Interpretive Summary: Ammonia generation in poultry houses results from the natural breakdown of litter (bedding material that covers the facility floor, such as pine wood chips or rice hulls, with deposits of feces, feathers, spilled feed and water). Good management practices can reduce ammonia in poultry houses. This factsheet relates findings from a recent publication that shows there is a critical litter moisture level at which ammonia generation is maximized. Relative to the findings, the major focus for house and litter management lies with litter moisture control. Growers should manage houses to avoid unnecessary water inputs to the litter by maintaining leak-free watering systems, properly operated evaporative cooling pads, and preventing condensation on interior house surfaces (walls, ceilings, and equipment). Attaining lower litter moisture can be accomplished with minimal additional cost to the grower. Improved profits from improved production can be substantial. For 50 ppm ammonia exposure, body weights of 7 week old birds were reduced by 0.5 lb compared to 25 ppm ammonia. Applying 2010 production statistics from the National Agricultural Statistics Service says that increasing average broiler weight by just 0.1 lb in 10% of U.S. companies would boost grower profits by $41.5 million.

Technical Abstract: Ammonia generation in poultry houses results from the natural breakdown of litter (bedding material mixed with deposits of feces, feathers, spilled feed and water). Good management practices can reduce ammonia concentrations in poultry houses.
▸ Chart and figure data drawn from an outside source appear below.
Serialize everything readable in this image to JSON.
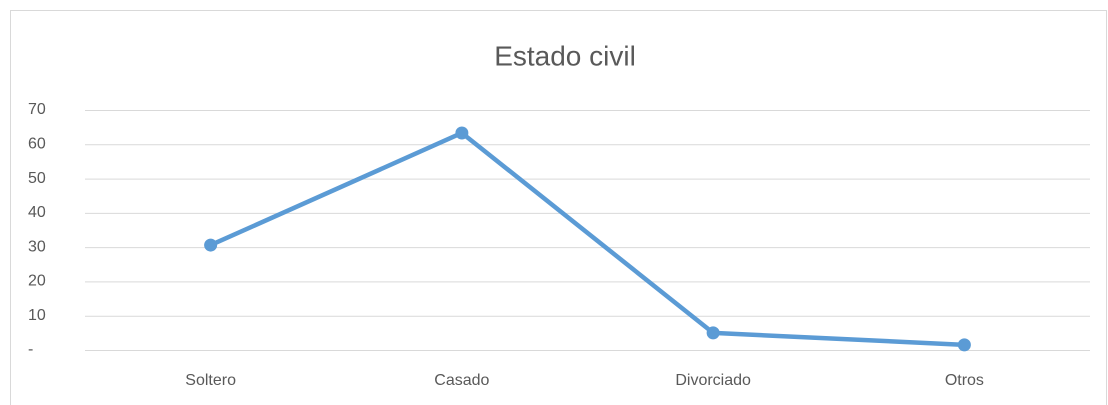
{
  "chart_data": {
    "type": "line",
    "title": "Estado civil",
    "categories": [
      "Soltero",
      "Casado",
      "Divorciado",
      "Otros"
    ],
    "values": [
      30.6,
      63.3,
      5.0,
      1.5
    ],
    "color": "#5b9bd5",
    "ylim": [
      0,
      70
    ],
    "yticks": [
      {
        "value": 0,
        "label": "-"
      },
      10,
      20,
      30,
      40,
      50,
      60,
      70
    ],
    "grid": true
  }
}
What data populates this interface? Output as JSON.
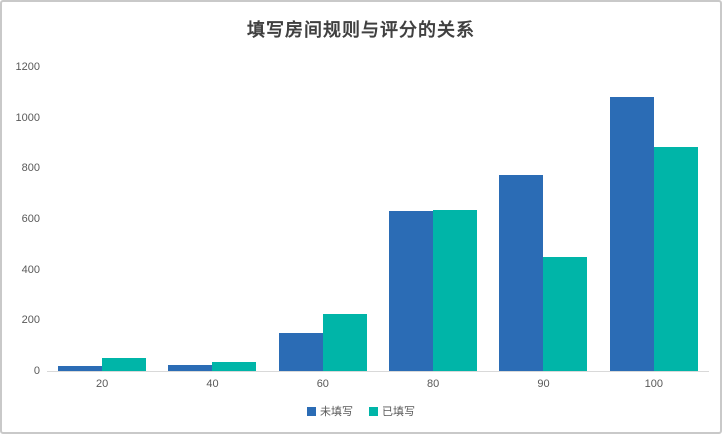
{
  "page": {
    "background": "#ffffff",
    "border_color": "#c9c9c9"
  },
  "chart_data": {
    "type": "bar",
    "title": "填写房间规则与评分的关系",
    "categories": [
      "20",
      "40",
      "60",
      "80",
      "90",
      "100"
    ],
    "series": [
      {
        "name": "未填写",
        "color": "#2b6cb5",
        "values": [
          20,
          25,
          150,
          630,
          775,
          1080
        ]
      },
      {
        "name": "已填写",
        "color": "#00b5a8",
        "values": [
          50,
          35,
          225,
          635,
          450,
          885
        ]
      }
    ],
    "xlabel": "",
    "ylabel": "",
    "ylim": [
      0,
      1200
    ],
    "yticks": [
      0,
      200,
      400,
      600,
      800,
      1000,
      1200
    ],
    "grid": false,
    "legend_position": "bottom",
    "title_color": "#404040",
    "tick_color": "#595959",
    "axis_color": "#d9d9d9"
  }
}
This factsheet relates findings from a recent publication that shows there is a critical litter moisture level at which ammonia generation is maximized. Relative to the findings, the major focus for house and litter management lies with litter moisture control. Growers should manage houses to avoid unnecessary water inputs to the litter by maintaining leak-free watering systems, properly operated evaporative cooling pads, and preventing condensation on interior house surfaces. Attaining lower litter moisture can be accomplished with minimal additional cost to the grower. Improved profits from improved production can be substantial. For 50 ppm ammonia exposure, body weights of 7 week old birds were reduced by 0.5 lb compared to 25 ppm ammonia. Applying 2010 production statistics from the National Agricultural Statistics Service shows increasing average broiler weight by just 0.1 lb in 10% of U.S. integrators would add $41.5 million to grower profits.